Chars Leclerc, obus flèche, Mirage 2000-9, radar Cobra, blindés Aravis, hélicoptères Cougar et Dauphin, frégates de classe Makkah, corvette lance-missiles de classe Baynunah ou canons Caesar : dans cette note, le renseignement militaire français établit une liste détaillée de l’armement fourni aux Saoudiens et aux Émiriens qui serait impliqué dans le conflit.

« À ma connaissance, les armes qui ont été vendues récemment ne sont pas utilisées contre les populations civiles« , disait également la ministre le 30 octobre 2018 sur BFM TV. La DRM établit cependant une carte des zones à risques dans lesquels les civils yéménites sont susceptibles d’être touchés par les canons français. Or, 28 millions de Yéménites vivent toujours sous les bombardements. Depuis le début du conflit, plus de 8 300 civils ont été tués (dont 1 283 enfants), selon les chiffres publiés en mars 2019 par Yemen data project, une ONG qui collecte et recoupe les informations sur les frappes de la coalition.

Ce document confidentiel intitulé « Yémen – Situation sécuritaire » a été transmis au chef de l’État, Emmanuel Macron, à Matignon, mais aussi à la ministre des Armées, Florence Parly, et au ministre de l’Europe et des Affaires étrangères, Jean-Yves Le Drian, lors du conseil de défense restreint consacré à la guerre au Yémen, qui s’est tenu le 3 octobre 2018, à l’Élysée.

Il vient contredire la version des autorités françaises d’une situation « sous contrôle » et d’une utilisation uniquement « défensive » de l’armement français au Yémen.
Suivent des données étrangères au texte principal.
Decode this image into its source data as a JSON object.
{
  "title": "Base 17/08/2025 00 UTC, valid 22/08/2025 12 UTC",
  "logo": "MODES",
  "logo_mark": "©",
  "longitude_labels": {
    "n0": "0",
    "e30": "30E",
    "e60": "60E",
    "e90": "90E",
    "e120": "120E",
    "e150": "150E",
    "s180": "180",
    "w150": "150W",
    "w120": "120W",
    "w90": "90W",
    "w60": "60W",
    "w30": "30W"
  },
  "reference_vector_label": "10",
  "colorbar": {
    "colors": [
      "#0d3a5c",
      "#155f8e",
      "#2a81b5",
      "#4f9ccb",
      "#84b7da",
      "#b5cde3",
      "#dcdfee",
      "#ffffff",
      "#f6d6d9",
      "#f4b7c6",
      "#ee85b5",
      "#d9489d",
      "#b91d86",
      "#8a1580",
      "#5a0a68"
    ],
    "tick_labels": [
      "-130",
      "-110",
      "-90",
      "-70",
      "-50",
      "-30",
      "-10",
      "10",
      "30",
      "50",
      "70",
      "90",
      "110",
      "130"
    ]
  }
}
Des civils à portée de canons français

Depuis le début de la guerre, une batterie de canons Caesar est déployée le long de la frontière saoudo-yéménite. Fabriqué à Roanne (Loire) par l’entreprise Nexter, détenue à 100 % par l’État français, le canon Caesar, monté sur un châssis de camion, peut tirer six obus par minute, dans un rayon de 42 kilomètres.

« À ma connaissance, ces canons [Caesar] ne sont pas déployés au Yémen mais occupent des positions défensives à la frontière sud de l’Arabie saoudite, face aux rebelles houthis qui cherchent à pénétrer sur le territoire saoudien, affirmait encore la ministre des Armées, Florence Parly, le 4 juillet 2018, devant la Commission de la Défense nationale et des forces armées. Dès lors, je pense qu’il n’y a rien à redire : c’est un État qui se protège et qui se défend. »

La réalité que décrit la note de la DRM est cependant différente.

La Direction du renseignement militaire y précise que ces canons Caesar déployés le long de la frontière avec le Yémen sont au nombre de « 48« , ajoutant qu’ils « appuient les troupes loyalistes, épaulées par les forces armées saoudienne, dans leur progression en territoire yéménite« . Autrement dit : les tirs de canons français ouvrent la voie pour les blindés et les chars déployés au Yémen. Donc pas uniquement dans le cadre d’une action défensive.

S’appuyant sur une carte baptisée « Population sous la menace des bombes », le renseignement militaire français estime par ailleurs que « 436 370 personnes » sont « potentiellement concernée par de possibles frappes d’artillerie. » Y compris donc par les tirs de canons français.

Extrait du document "confidentiel Défense" présentant la "population potentiellement concernée par de possibles frappes d’artillerie", soit "436 370 personnes".